Initialize the acquire. Return TRUE if we succeeded.

*/

int InitAcquire(void)

{

       i16 iStatus = 0;

       i16 iGain = 1;

       f64 dSampRate = 1000.0;

       i16 iSampTB = 0;

       u16 uSampInt = 0;

       i32 lTimeout = 180;

       int result = 1;

       /*

       This sets a timeout limit (#Sec * 18ticks/Sec) so that if there

       is something wrong, the program won't hang on the DAQ_DB_Transfer

       call.

       */

       iStatus = Timeout_Config(gDevice, lTimeout);

              result = result && (iStatus >= 0);

       /*

       Convert sample rate (S/sec) to appropriate timebase and sample

       interval values.

       */

       iStatus = DAQ_Rate(dSampRate, kPtsPerSecond, &iSampTB, &uSampInt);

              result = result && (iStatus >= 0);

       /* Turn ON software double-buffered mode. */

       iStatus = DAQ_DB_Config(gDevice, kDBModeON);

              result = result && (iStatus >= 0);

       /*

       Acquire data indefinitely into circular buffer from a single channel.

       */

       iStatus = DAQ_Start(gDevice, gChan, iGain, gAcquireBuffer, kBufferSize, iSampTB, uSampInt);

              result = result && (iStatus >= 0);

              gAcqFailed = !result;

              return result;

}

void FinishAcquire(void)

{

       /* CLEANUP - Don't check for errors on purpose. */

       (void) DAQ_Clear(gDevice);

       /* Set DB mode back to initial state. */

       (void) DAQ_DB_Config(gDevice, kDBModeOFF);

       /* Disable timeouts. */

       (void) Timeout_Config(gDevice, -1);

}

void DoAcquire(void)

{

       i16 iStatus = 0;

       i16 hasStopped = 0;

       u32 nPtsOut = 0;

       iStatus = DAQ_DB_Transfer(gDevice, gAcquireOut, &nPtsOut, &hasStopped);

       gAcqFailed = (iStatus < 0);

}

// Analysis Section ----------------------------------------------

void DoProcess(void)

{

       int err;

       /* Perform power spectrum on the data. */

       err = Spectrum(gProcessArr, kNPts);

       gProcessFailed = (err != 0);

}

// Save Section --------------------------------------------------

static HANDLE*gSaveFile;       /* output file pointer */

/*

Initialize save information. Return TRUE if we succeed.

*/

int InitSave(void)

{

       gSaveFile = CreateFile("data.out", GENERIC_WRITE, 0,

              NULL, CREATE_ALWAYS, FILE_ATTRIBUTE_NORMAL, NULL);

       gSaveFailed = gSaveFile == INVALID_HANDLE_VALUE;

       return !gSaveFailed;

}

void FinishSave(void)

{

       CloseHandle(gSaveFile);

}

void DoSave(void)

{

       DWORD nWritten;

       BOOL succeeded;

       succeeded = WriteFile(gSaveFile, gSaveArr, sizeof(gSaveArr), &nWritten, NULL);

       if (!succeeded || nWritten != sizeof(gSaveArr))

       gSaveFailed = 1;

}

Example 2: G Code Equivalent of C Code in Example 1

The Parallel Process VI contains no additional code for threading because multithreading is built into LabVIEW. All the threads or tasks on the block diagram are synchronized each iteration of the loop. As you add functionality to the LabVIEW VI, LabVIEW handles the thread management automatically.

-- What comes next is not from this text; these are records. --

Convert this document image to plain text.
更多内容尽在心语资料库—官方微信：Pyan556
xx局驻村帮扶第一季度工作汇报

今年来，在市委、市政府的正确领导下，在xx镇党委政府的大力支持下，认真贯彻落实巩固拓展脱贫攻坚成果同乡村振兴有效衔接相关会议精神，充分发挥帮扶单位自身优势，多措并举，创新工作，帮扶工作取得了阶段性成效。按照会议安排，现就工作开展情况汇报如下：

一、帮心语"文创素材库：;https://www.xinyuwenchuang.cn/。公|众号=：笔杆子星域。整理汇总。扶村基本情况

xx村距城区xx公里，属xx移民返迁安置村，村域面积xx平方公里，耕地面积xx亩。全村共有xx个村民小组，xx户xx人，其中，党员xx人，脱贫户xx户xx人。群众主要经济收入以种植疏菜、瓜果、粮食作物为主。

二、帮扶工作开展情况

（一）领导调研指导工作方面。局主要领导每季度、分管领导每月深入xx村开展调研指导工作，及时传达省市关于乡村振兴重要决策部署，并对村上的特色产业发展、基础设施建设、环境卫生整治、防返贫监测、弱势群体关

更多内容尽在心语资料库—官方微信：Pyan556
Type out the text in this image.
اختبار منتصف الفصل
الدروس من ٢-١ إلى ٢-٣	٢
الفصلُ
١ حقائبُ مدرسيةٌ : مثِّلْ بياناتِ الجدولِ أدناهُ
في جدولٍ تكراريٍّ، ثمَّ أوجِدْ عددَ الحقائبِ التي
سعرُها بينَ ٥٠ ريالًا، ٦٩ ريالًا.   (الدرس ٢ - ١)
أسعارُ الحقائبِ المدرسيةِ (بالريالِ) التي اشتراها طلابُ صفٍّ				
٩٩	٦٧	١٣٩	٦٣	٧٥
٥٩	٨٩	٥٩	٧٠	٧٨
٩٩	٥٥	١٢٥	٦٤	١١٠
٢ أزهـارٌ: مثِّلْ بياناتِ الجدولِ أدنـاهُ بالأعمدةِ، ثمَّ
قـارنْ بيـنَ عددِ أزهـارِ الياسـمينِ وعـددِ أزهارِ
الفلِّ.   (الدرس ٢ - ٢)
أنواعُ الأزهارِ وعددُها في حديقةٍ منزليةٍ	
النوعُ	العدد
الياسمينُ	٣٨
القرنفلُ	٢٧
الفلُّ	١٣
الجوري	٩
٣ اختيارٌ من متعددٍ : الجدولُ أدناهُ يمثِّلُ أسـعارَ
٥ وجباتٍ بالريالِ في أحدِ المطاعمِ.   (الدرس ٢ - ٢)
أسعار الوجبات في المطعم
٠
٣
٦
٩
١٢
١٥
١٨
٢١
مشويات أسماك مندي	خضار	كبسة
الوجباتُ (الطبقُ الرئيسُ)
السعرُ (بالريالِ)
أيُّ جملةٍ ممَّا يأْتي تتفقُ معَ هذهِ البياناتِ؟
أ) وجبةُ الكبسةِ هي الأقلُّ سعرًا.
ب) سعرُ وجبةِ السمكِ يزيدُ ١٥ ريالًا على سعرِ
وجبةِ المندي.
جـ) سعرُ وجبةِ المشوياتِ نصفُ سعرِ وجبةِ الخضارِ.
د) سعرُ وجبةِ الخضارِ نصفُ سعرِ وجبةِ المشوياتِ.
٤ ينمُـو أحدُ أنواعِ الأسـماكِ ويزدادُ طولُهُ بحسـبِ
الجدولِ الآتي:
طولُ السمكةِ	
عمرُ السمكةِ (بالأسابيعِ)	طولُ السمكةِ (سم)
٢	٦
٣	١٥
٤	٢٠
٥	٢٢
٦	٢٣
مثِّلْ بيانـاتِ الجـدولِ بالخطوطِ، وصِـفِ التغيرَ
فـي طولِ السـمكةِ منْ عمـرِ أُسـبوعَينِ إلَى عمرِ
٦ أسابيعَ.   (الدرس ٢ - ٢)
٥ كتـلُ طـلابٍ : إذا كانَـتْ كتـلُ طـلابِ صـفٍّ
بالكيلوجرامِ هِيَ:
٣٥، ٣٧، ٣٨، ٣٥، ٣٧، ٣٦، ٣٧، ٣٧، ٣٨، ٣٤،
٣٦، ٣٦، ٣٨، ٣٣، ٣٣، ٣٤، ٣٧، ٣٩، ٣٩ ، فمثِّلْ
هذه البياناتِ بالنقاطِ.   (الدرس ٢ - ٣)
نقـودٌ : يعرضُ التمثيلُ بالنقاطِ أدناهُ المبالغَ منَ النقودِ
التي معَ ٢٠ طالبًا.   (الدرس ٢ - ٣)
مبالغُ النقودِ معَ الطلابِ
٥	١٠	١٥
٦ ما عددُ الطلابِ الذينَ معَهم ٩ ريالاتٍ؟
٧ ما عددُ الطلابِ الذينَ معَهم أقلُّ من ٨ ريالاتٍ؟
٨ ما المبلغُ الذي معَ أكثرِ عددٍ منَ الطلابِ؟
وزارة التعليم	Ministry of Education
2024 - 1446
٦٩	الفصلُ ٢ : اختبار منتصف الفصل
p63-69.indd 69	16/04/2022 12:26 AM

LabVIEW resolves most of the thread management difficulties. Instead of creating and controlling threads, you simply enable multithreading as a preference, without any additional programming. LabVIEW chooses a multithreaded configuration for the application, or you can customize configurations and priorities by selecting File»VI Properties and selecting Execution in the VI Properties dialog box. Priority settings automatically translate to set operating system priorities for the multiple threads. You can choose different thread configurations to optimize for data acquisition, instrument control, or other custom configurations. Experimentation in creating multithreading VIs in LabVIEW sometimes yields the best solution. However, if you use C or other text-based languages, rewriting the application to experiment with different configurations can take too much time and effort for the possible rewards.

LabVIEW set in multithreaded execution mode manages threads automatically. With LabVIEW, you do not have to be an expert to write multithreaded applications. However, you can still choose custom priorities and configurations if you need more control. Although C users have more low-level direct control of individual threads, they face a more complex set of issues when creating multithreaded applications.